Keeping gas pressure where it belongs
A fuel gas pipe must deliver enough gas to every appliance without dropping the pressure below what the burners need. NFPA 54 and the IPC let designers size low-pressure systems so the total pressure loss stays within a small allowance — commonly 0.3 inches of water column (in WC). This calculator computes the drop through a pipe segment so you can confirm a run is large enough before it goes in the wall.
How it works — the Spitzglass formula
For low-pressure gas (under about 1.5 psi) the code references the Spitzglass formula. Its
low-pressure form relates flow to the square root of diameter to the fifth power
times pressure drop, divided by length and specific gravity, with a
diameter-dependent friction factor Cr = 1 / sqrt(1 + 3.6/D + 0.03·D). Solving
for the pressure drop gives:
H = ( Q / (3550 · Cr) )^2 · ( Cg · L ) / D^5
where H is the drop in inches of water column, Q is flow in SCFH, D is the
actual inside diameter in inches, Cg is gas specific gravity (0.60 for natural
gas, 1.52 for propane), and L is length in feet. The tool uses Schedule 40
steel inside diameters and back-calculates the heat input from your flow using
the gas heating value (approximately 1,030 BTU/scf for natural gas and 2,516 BTU/scf for propane).
Worked example
Say you have a furnace drawing 100,000 BTU/h and a water heater drawing 40,000 BTU/h on the same branch — total load 140,000 BTU/h. Converting to SCFH for natural gas: 140,000 ÷ 1,030 ≈ 136 SCFH. The branch is 30 ft of 3/4-inch Schedule 40 pipe (inside diameter 0.824 in).
Plugging into the Spitzglass formula with Cg = 0.60:
Cr = 1 / sqrt(1 + 3.6/0.824 + 0.03×0.824)≈ 0.424H = (136 / (3550 × 0.424))^2 × (0.60 × 30) / 0.824^5- This works out to roughly 0.22 in WC — comfortably under the 0.3 in WC limit.
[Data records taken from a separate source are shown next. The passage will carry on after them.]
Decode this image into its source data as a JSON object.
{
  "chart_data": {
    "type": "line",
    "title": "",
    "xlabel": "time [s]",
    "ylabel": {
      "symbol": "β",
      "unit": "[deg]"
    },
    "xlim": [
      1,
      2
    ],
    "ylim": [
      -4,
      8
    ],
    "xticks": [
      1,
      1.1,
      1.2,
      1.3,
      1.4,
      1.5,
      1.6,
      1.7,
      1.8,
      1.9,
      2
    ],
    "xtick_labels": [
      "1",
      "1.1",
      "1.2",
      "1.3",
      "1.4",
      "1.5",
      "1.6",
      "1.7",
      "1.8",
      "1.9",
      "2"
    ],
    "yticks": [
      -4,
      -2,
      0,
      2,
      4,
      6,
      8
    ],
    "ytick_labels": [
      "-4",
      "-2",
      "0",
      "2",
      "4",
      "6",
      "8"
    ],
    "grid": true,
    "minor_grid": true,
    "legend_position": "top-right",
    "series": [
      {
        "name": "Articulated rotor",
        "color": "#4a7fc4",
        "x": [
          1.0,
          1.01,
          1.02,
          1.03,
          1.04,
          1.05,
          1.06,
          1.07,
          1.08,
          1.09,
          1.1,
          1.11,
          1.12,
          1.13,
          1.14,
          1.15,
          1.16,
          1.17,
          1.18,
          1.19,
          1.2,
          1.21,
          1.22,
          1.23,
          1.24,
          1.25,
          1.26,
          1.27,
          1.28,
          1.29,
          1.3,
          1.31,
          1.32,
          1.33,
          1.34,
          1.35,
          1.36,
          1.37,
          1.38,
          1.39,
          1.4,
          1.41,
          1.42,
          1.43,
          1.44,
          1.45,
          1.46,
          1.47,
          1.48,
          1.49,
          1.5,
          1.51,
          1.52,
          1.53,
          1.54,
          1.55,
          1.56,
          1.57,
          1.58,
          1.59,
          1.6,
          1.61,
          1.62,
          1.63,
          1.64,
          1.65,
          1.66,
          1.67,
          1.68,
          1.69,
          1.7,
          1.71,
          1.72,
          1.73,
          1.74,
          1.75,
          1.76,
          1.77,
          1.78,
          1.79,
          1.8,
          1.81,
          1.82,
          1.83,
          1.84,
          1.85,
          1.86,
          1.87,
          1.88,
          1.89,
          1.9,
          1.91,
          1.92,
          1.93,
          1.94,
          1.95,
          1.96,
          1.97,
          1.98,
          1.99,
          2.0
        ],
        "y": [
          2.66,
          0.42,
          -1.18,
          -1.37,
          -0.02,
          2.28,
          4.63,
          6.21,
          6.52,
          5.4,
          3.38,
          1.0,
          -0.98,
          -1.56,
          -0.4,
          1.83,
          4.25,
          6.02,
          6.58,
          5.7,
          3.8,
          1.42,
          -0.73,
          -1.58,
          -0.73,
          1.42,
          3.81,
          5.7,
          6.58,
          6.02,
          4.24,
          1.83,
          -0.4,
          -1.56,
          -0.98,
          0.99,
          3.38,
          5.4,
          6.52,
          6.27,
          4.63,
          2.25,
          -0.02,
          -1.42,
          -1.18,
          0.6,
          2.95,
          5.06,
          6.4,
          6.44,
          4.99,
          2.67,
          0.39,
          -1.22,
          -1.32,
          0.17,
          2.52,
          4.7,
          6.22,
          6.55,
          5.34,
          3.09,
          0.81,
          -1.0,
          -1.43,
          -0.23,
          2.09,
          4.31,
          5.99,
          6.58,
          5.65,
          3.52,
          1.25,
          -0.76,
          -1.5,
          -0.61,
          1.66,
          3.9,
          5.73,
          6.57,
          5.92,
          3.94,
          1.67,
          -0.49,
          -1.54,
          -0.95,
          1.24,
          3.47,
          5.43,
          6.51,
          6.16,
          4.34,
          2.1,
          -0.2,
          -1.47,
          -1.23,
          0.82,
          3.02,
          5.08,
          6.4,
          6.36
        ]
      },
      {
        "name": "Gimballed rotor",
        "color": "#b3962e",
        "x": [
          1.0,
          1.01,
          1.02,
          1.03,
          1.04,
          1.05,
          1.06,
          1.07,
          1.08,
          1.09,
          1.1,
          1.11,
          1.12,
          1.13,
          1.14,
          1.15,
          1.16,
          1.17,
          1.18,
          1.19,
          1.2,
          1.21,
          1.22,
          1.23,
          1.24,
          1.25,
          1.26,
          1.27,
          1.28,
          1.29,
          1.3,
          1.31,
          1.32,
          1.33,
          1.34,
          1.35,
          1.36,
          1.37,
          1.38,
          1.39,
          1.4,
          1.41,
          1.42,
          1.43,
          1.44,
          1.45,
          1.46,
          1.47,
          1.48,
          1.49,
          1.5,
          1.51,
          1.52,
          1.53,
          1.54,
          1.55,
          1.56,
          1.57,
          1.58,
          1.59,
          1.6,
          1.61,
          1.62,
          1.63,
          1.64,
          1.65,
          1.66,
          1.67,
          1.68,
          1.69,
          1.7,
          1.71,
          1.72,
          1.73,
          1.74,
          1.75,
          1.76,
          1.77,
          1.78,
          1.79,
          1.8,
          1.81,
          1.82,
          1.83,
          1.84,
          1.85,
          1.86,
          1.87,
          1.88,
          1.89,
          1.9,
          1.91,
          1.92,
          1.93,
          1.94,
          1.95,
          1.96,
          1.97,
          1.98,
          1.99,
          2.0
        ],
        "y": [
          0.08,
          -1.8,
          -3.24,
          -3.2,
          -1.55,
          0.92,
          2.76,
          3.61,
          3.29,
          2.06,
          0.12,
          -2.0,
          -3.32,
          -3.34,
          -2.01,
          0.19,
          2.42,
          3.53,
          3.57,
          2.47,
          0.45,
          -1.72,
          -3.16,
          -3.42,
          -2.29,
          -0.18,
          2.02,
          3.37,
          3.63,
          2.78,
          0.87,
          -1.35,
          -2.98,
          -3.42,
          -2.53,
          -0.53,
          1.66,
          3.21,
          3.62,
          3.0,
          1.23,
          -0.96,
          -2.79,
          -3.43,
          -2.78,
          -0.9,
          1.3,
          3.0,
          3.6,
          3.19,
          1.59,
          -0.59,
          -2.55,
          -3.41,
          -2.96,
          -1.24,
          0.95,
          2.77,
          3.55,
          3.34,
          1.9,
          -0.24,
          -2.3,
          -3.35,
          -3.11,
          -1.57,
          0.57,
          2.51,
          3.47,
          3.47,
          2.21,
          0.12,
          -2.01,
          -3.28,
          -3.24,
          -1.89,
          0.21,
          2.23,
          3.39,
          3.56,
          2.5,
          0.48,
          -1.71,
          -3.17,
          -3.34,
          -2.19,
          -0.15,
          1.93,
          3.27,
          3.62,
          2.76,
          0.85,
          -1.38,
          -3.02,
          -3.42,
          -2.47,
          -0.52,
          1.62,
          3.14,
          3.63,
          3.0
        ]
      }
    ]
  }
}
Extend that branch to 60 ft and the drop roughly doubles to about 0.44 in WC, exceeding the allowance. The fix is to upsize to 1-inch pipe (ID 1.049 in), which drops the loss well below 0.1 in WC.
Key design rules
- Pressure drop scales with the square of flow and linearly with length. Doubling the flow quadruples the drop; doubling the run length doubles it.
- Add equivalent length for fittings. An elbow typically adds 1–2 ft of equivalent length per nominal diameter; a tee can add more. Include these in the length you enter.
- Check the longest path, not each segment in isolation. The total drop from the meter to the farthest appliance is what must stay within the 0.3 or 0.5 in WC allowance.
- Manifold pressure matters. Natural gas appliances typically need about 3.5 in WC at the appliance manifold; propane appliances need about 11 in WC. If supply pressure minus the calculated drop still clears these values, the sizing is adequate.
- Propane runs through smaller pipes. Because propane has a higher heating value per cubic foot, the SCFH flow is much lower for the same BTU/h load, so propane systems often size down one nominal pipe size compared to natural gas for the same appliance load.